Posted on 2017-08-31

前回からの続きです。

(3) 世界の経済をかく乱する要因が多くなる、その中でのビジネス展開には、自社のみではコントロールが難しいリスクがあるとの認識が不可欠です

 今や世界経済のかく乱要因が多様化しています。事業戦略上これらから生じるいろいろな地政学上のリスクを最大限斟酌したものに仕立て上げなければなりません。特に事業活動を行う上で、自社の力でそれがコントロールできるものか否かの判断が重要です。

 

a) リスクの根底には経済問題がある

 ヨーロッパや中東の一部で見られるイスラム教徒への差別待遇や彼らの貧困が、テロなどの原因を作っていると言われています。その一方で、最大規模のイスラム教徒を擁するインドネシアではキリスト教諸国と反目していないという事実からすると、上の主張に疑問を抱きます。

 そうだとすると欧州や中東のキリスト教とイスラム教の宗教問題の根源は何でしょうか。我々にニュースで紹介される現象の本質は、実は、経済格差ではないかと思われます。

 1968年、チェコスロバキアの民主化運動(プラハの春の推進)の際、急速な自由化を危惧したソ連や東ドイツなど当時のワルシャワ機構軍の5カ国軍が首都プラハに侵攻し戦車で踏みにじり、民主化路線がとん挫した事件が我々に鮮明に残っていますが、政治的に複雑な事情はあったとしても、これも原点は経済問題ではないかと主張する人もいます。

 ノーベル賞の受賞者が実質幽閉されるのをみるに、今の中国でも沢山の人民が地下で民主化の活動しているのではないかと憶測されます。政治を背景に経済が停滞すると国民の不満が民主化の運動につながりやすいリスクを潜在的に抱えていることになります。若干持ち直したとはいえ経済の停滞で国民の不満が蓄積、万一これが爆発すると権力の集中に努力している習近平政権も大きな潜在的リスクを抱えています。不平等尺度のジニ係数は2004年以降ずっと0.4以上が続き、2008年には0.47と世界銀行が発表しています。2010年には0.61との報告もあるほどです。0.4を超えると社会騒乱が起きる警戒ラインだとすれば、政権の維持も大変になります。

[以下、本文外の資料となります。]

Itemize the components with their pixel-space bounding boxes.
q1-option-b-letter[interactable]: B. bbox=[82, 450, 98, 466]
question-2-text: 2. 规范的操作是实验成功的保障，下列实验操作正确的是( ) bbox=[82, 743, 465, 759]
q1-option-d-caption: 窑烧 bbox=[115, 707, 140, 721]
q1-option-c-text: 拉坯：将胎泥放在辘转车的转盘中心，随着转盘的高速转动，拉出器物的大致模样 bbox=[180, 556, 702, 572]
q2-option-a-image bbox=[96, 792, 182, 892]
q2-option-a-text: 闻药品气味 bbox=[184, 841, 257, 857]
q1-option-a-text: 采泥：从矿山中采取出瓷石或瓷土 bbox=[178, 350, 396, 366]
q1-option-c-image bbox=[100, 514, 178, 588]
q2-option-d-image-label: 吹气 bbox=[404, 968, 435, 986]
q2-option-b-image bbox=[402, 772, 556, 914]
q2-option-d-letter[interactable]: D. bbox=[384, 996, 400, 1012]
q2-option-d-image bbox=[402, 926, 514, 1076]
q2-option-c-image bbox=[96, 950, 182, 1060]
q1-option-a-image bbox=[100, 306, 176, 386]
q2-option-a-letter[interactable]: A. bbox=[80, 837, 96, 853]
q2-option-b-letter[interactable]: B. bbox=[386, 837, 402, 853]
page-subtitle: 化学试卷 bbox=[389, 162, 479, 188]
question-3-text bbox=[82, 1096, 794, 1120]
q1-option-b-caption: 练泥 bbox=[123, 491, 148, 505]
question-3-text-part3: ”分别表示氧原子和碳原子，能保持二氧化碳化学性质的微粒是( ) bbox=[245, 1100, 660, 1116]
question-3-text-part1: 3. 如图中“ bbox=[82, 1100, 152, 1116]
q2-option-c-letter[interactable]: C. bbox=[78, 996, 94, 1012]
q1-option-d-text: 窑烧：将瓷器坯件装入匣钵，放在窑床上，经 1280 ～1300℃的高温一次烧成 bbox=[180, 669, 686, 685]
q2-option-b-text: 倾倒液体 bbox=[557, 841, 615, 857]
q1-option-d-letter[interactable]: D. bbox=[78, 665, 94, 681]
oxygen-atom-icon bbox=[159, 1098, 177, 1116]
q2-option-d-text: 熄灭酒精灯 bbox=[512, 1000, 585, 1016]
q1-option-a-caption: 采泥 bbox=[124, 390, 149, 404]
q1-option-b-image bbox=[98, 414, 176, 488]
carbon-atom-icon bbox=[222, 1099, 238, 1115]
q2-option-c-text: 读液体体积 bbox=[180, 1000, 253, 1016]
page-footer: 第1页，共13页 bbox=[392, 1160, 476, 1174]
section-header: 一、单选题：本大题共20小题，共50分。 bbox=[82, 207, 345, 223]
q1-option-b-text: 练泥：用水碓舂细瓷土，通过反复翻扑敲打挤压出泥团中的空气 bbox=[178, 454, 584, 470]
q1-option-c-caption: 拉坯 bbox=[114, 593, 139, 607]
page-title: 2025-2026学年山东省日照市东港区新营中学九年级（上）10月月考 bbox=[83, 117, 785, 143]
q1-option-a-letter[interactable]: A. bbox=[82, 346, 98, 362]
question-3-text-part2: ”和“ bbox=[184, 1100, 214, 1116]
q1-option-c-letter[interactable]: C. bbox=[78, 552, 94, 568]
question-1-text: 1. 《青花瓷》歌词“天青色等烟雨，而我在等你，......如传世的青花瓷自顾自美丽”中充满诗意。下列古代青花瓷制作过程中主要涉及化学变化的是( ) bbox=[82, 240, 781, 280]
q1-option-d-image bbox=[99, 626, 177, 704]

 また、ロシアもウクライナ問題からの経済制裁で経済が停滞気味で、プーチン大統領の失脚リスクもでてきていると言われるほどです。

 巨額の石油収入を各領主に分配する方法で地位の安泰を保ってきたサウジ王家は、石油開発国の供給をめぐる結束の乱れやシェールオイル等の代替エネルギーの開発などで原油価格の下落を招き、石油収入の減少から分配ができなくなり、各領主の経済的不満が爆発しかねない状態と一部で議論されており、国自体もリスクの真っただ中にいます。

 これらは現象的にはそれぞれ違う態様を示しています。しかし、根源的には経済問題、経済格差ではないでしょうか。これから来るリスクは、ビジネス戦略上、計り知れないほど大きな不安定要因です。しかも、事業経営上、自社でのコントロールが難しい部分です。

 その一つ、中国を例にとりあげます。

 

b) 成長はするが、中国などでのビジネスは大丈夫か?

 中国やインドの経済成長率が以前ほどではないにしても、まだ他の諸国と比較して相当高い水準を維持しています。国内の消費需要も旺盛です。かつて日本でも実現したように、中間層が増えて以前のような富裕層と低所得層の二重構造という図式が様変わりしつつあると言われています。貧困から脱出した層が中間層となり、消費を押し上げているパターンとみられ、この層が大きなマーケットを形成しているからです。

 また、いわゆる生産人口が2030年までは低下傾向を示さないと言われ、中国の人口構造もしばらくは人口ボーナス期で大丈夫のようです。「一帯一路」の戦略も、インドなどの周辺国との軋轢がありながらも、アジアとアフリカ、欧州を結ぶ広大な発想も一見魅力的に映ります。